Society > Children
Children
Children were always a high proportion of the Sydney population – over 40% in 1871. They were especially well represented in industrial suburbs like Pyrmont. In these suburbs living conditions were severely cramped: most families lived in one or two room cottages, sharing a privy with neighbours.
Privacy was impossible. A majority of families produced six or more children, so inevitably children and adults ate, slept and washed together. Nevertheless Australian children fared better than their British cousins. By 1838 the infant mortality rate was 20% – infant deaths were so frequent as to be almost normal – but not quite as common as in Britain where the rate was 33%.
Middle class parents sent their sons to school (here or at Home) to become gentlemen; they sent their daughters to school to grow into wives who could manage a household and provide a cultured domestic atmosphere. Schooling in Pyrmont was much less organised. A National School opened in a weatherboard building in 1858. A decade later it was dilapidated and unfit for children. In one room there were 110 children: in the other, 80 or 90. When the grand, stone-built Pyrmont Superior Public School opened in 1884 (costing £10,0000) the physical conditions were much better. But – even before the school closed in the 1930s – most kids got most of their education in the Anglican and Catholic parish schools, from teachers whose own education was limited. 70% of all children attended Sunday School, which for some was all the education they got.

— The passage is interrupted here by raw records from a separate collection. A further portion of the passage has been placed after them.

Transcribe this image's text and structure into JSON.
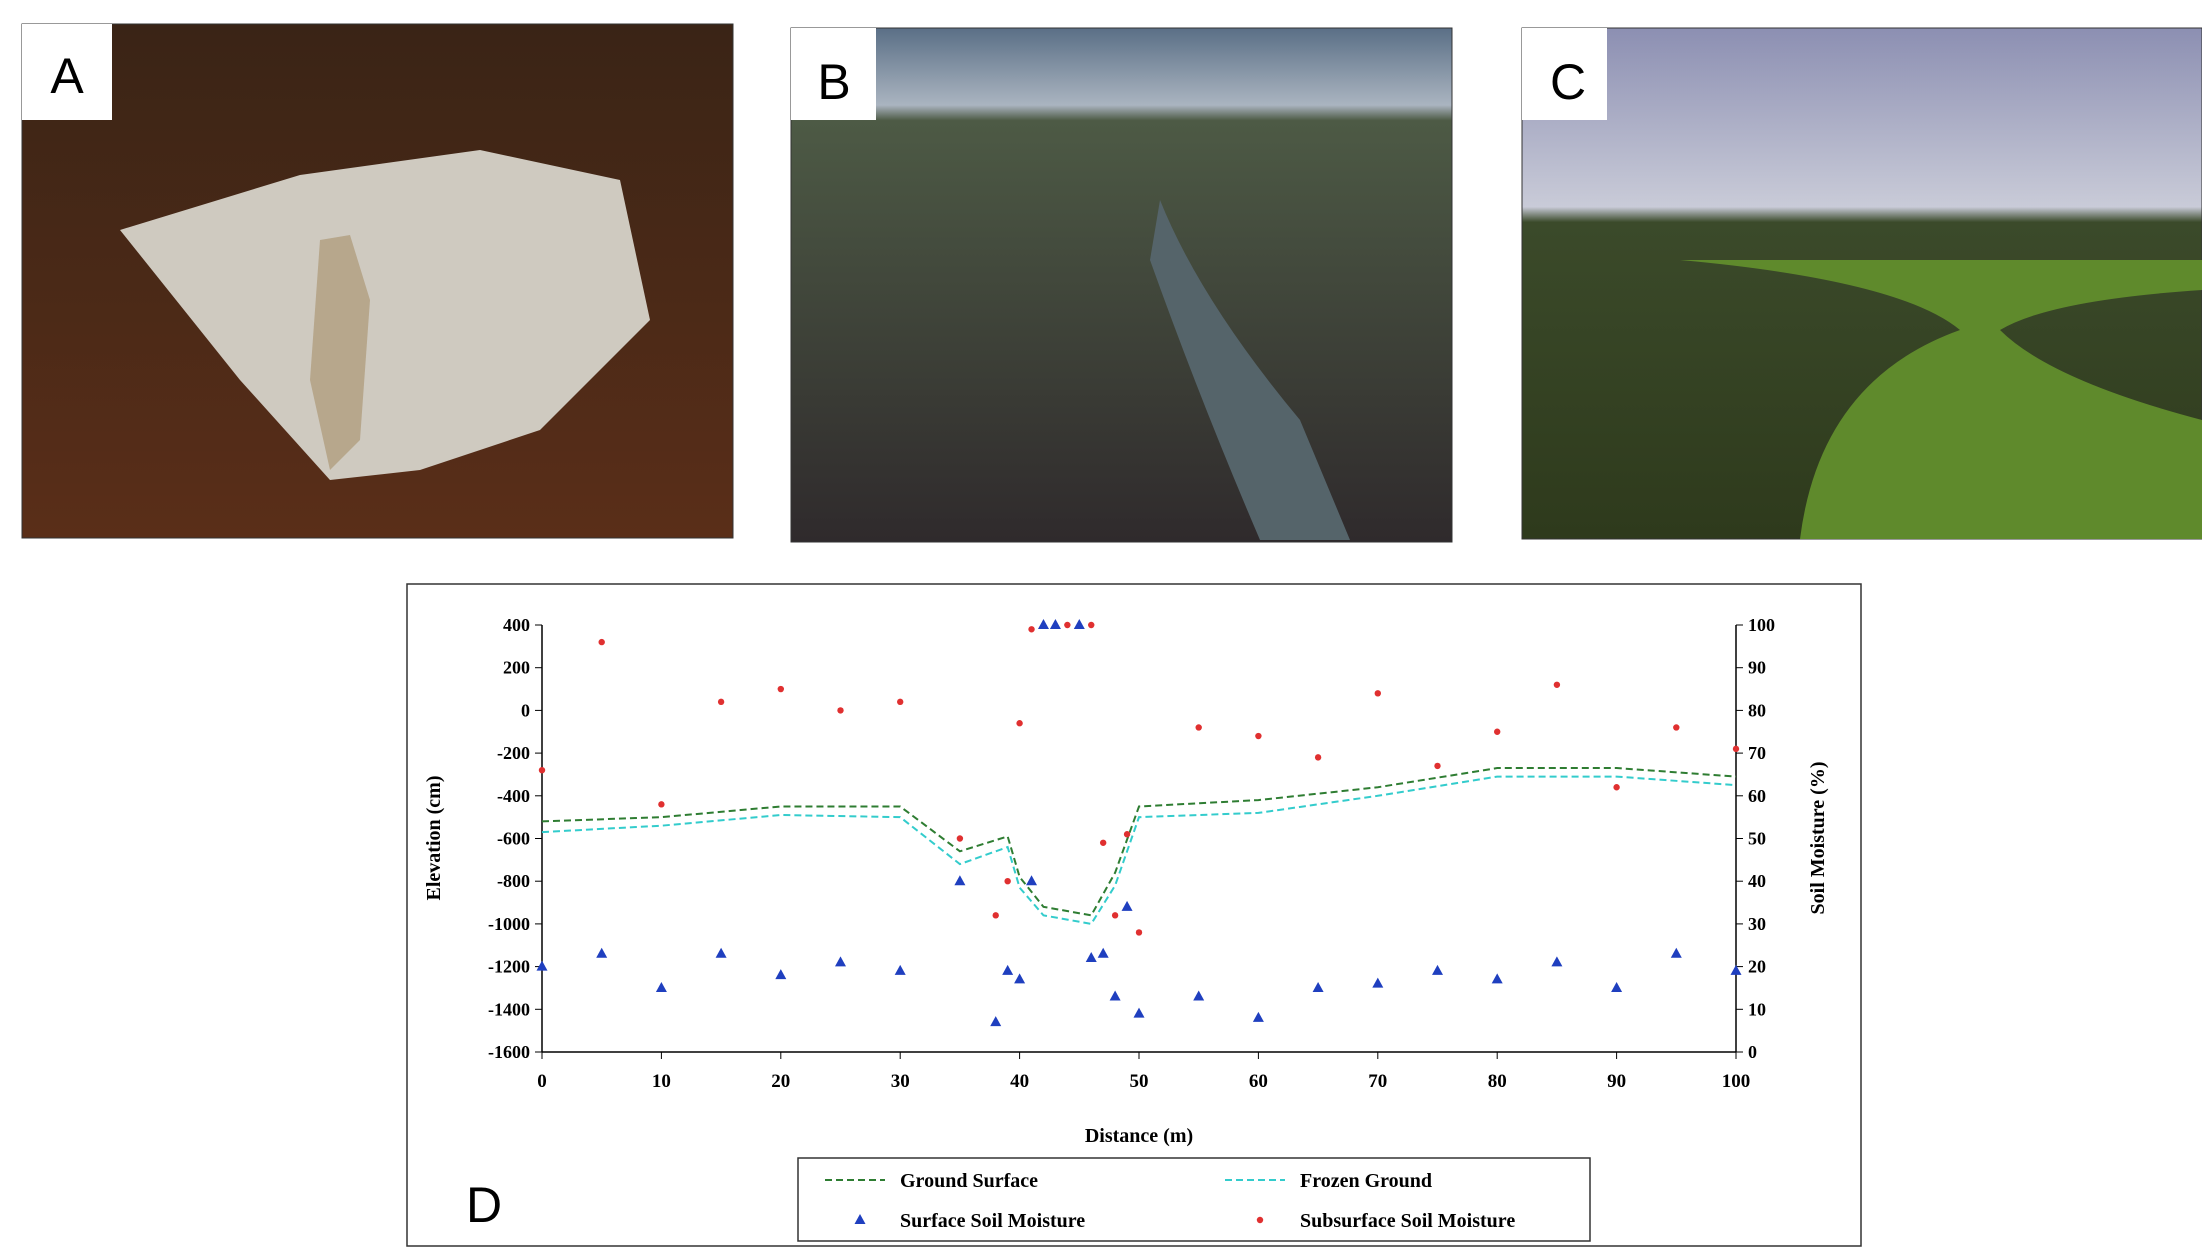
{
  "panels": [
    {
      "label": "A"
    },
    {
      "label": "B"
    },
    {
      "label": "C"
    }
  ],
  "chart_data": {
    "type": "line",
    "panel_label": "D",
    "x_label": "Distance (m)",
    "y_label": "Elevation (cm)",
    "y2_label": "Soil Moisture (%)",
    "xlim": [
      0,
      100
    ],
    "xticks": [
      0,
      10,
      20,
      30,
      40,
      50,
      60,
      70,
      80,
      90,
      100
    ],
    "ylim": [
      -1600,
      400
    ],
    "yticks": [
      -1600,
      -1400,
      -1200,
      -1000,
      -800,
      -600,
      -400,
      -200,
      0,
      200,
      400
    ],
    "y2lim": [
      0,
      100
    ],
    "y2ticks": [
      0,
      10,
      20,
      30,
      40,
      50,
      60,
      70,
      80,
      90,
      100
    ],
    "series": [
      {
        "name": "Ground Surface",
        "type": "line",
        "color": "#2e7d32",
        "x": [
          0,
          10,
          20,
          30,
          35,
          39,
          40,
          42,
          46,
          48,
          50,
          60,
          70,
          80,
          90,
          100
        ],
        "values": [
          -520,
          -500,
          -450,
          -450,
          -660,
          -590,
          -780,
          -920,
          -960,
          -760,
          -450,
          -420,
          -360,
          -270,
          -270,
          -310
        ]
      },
      {
        "name": "Frozen Ground",
        "type": "line",
        "color": "#33cccc",
        "x": [
          0,
          10,
          20,
          30,
          35,
          39,
          40,
          42,
          46,
          48,
          50,
          60,
          70,
          80,
          90,
          100
        ],
        "values": [
          -570,
          -540,
          -490,
          -500,
          -720,
          -640,
          -830,
          -960,
          -1000,
          -820,
          -500,
          -480,
          -400,
          -310,
          -310,
          -350
        ]
      },
      {
        "name": "Surface Soil Moisture",
        "type": "scatter",
        "marker": "triangle",
        "axis": "y2",
        "color": "#1f3fbf",
        "x": [
          0,
          5,
          10,
          15,
          20,
          25,
          30,
          35,
          38,
          39,
          40,
          41,
          42,
          43,
          45,
          46,
          47,
          48,
          49,
          50,
          55,
          60,
          65,
          70,
          75,
          80,
          85,
          90,
          95,
          100
        ],
        "values": [
          20,
          23,
          15,
          23,
          18,
          21,
          19,
          40,
          7,
          19,
          17,
          40,
          100,
          100,
          100,
          22,
          23,
          13,
          34,
          9,
          13,
          8,
          15,
          16,
          19,
          17,
          21,
          15,
          23,
          19
        ]
      },
      {
        "name": "Subsurface Soil Moisture",
        "type": "scatter",
        "marker": "dot",
        "axis": "y2",
        "color": "#e03030",
        "x": [
          0,
          5,
          10,
          15,
          20,
          25,
          30,
          35,
          38,
          39,
          40,
          41,
          44,
          46,
          47,
          48,
          49,
          50,
          55,
          60,
          65,
          70,
          75,
          80,
          85,
          90,
          95,
          100
        ],
        "values": [
          66,
          96,
          58,
          82,
          85,
          80,
          82,
          50,
          32,
          40,
          77,
          99,
          100,
          100,
          49,
          32,
          51,
          28,
          76,
          74,
          69,
          84,
          67,
          75,
          86,
          62,
          76,
          71
        ]
      }
    ]
  }
}
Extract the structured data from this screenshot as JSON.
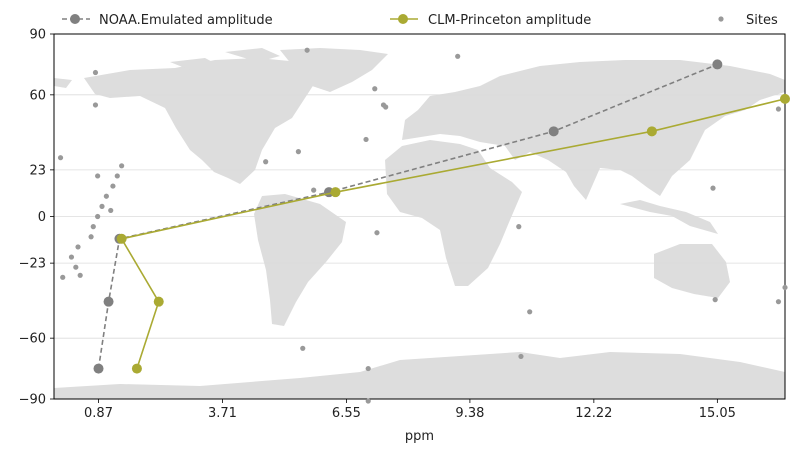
{
  "chart_data": {
    "type": "line",
    "title": "",
    "xlabel": "ppm",
    "ylabel": "",
    "xlim": [
      -0.15,
      16.6
    ],
    "ylim": [
      -90,
      90
    ],
    "xticks": [
      0.87,
      3.71,
      6.55,
      9.38,
      12.22,
      15.05
    ],
    "xtick_labels": [
      "0.87",
      "3.71",
      "6.55",
      "9.38",
      "12.22",
      "15.05"
    ],
    "yticks": [
      -90,
      -60,
      -23,
      0,
      23,
      60,
      90
    ],
    "ytick_labels": [
      "−90",
      "−60",
      "−23",
      "0",
      "23",
      "60",
      "90"
    ],
    "grid": true,
    "legend_position": "top",
    "background": "world-map",
    "series": [
      {
        "name": "NOAA.Emulated amplitude",
        "style": "dashed",
        "color": "#808080",
        "points": [
          [
            0.87,
            -75
          ],
          [
            1.1,
            -42
          ],
          [
            1.35,
            -11
          ],
          [
            6.15,
            12
          ],
          [
            11.3,
            42
          ],
          [
            15.05,
            75
          ]
        ]
      },
      {
        "name": "CLM-Princeton amplitude",
        "style": "solid",
        "color": "#aaaa33",
        "points": [
          [
            1.75,
            -75
          ],
          [
            2.25,
            -42
          ],
          [
            1.4,
            -11
          ],
          [
            6.3,
            12
          ],
          [
            13.55,
            42
          ],
          [
            16.6,
            58
          ]
        ]
      },
      {
        "name": "Sites",
        "style": "points",
        "color": "#999999",
        "points": [
          [
            0.05,
            -30
          ],
          [
            0.25,
            -20
          ],
          [
            0.4,
            -15
          ],
          [
            0.35,
            -25
          ],
          [
            0.7,
            -10
          ],
          [
            0.75,
            -5
          ],
          [
            0.85,
            0
          ],
          [
            0.95,
            5
          ],
          [
            1.05,
            10
          ],
          [
            1.2,
            15
          ],
          [
            1.3,
            20
          ],
          [
            1.4,
            25
          ],
          [
            1.15,
            3
          ],
          [
            0.85,
            20
          ],
          [
            0.0,
            29
          ],
          [
            0.8,
            71
          ],
          [
            0.8,
            55
          ],
          [
            4.7,
            27
          ],
          [
            5.45,
            32
          ],
          [
            5.55,
            -65
          ],
          [
            5.65,
            82
          ],
          [
            5.8,
            13
          ],
          [
            7.0,
            38
          ],
          [
            7.2,
            63
          ],
          [
            7.25,
            -8
          ],
          [
            7.45,
            54
          ],
          [
            9.1,
            79
          ],
          [
            10.5,
            -5
          ],
          [
            10.75,
            -47
          ],
          [
            10.55,
            -69
          ],
          [
            15.0,
            -41
          ],
          [
            16.45,
            -42
          ],
          [
            16.6,
            -35
          ],
          [
            16.45,
            53
          ],
          [
            14.95,
            14
          ],
          [
            7.05,
            -75
          ],
          [
            7.05,
            -91
          ],
          [
            7.4,
            55
          ],
          [
            0.45,
            -29
          ]
        ]
      }
    ]
  }
}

By this time – the 1880s – Christmas had become a children’s festival, with Santa Claus and toys. Boys were given ‘masculine’ toys like clockwork trains and boats, while their sisters received teddy bears, dolls, with tiny clothes, prams and cots. (Once CSR was established, there was a Christmas party for the children of all employees, and generous gifts.)
However, Pyrmont children’s lives were much more exciting than eating, sleeping and schooling. Mothers wanted them out of the way while onerous housework was underway, and the kids were only too happy to explore the streets (where traffic was scarce and slow) or on the fields that still dotted the peninsula. And there was always fun to be had in or around the public baths.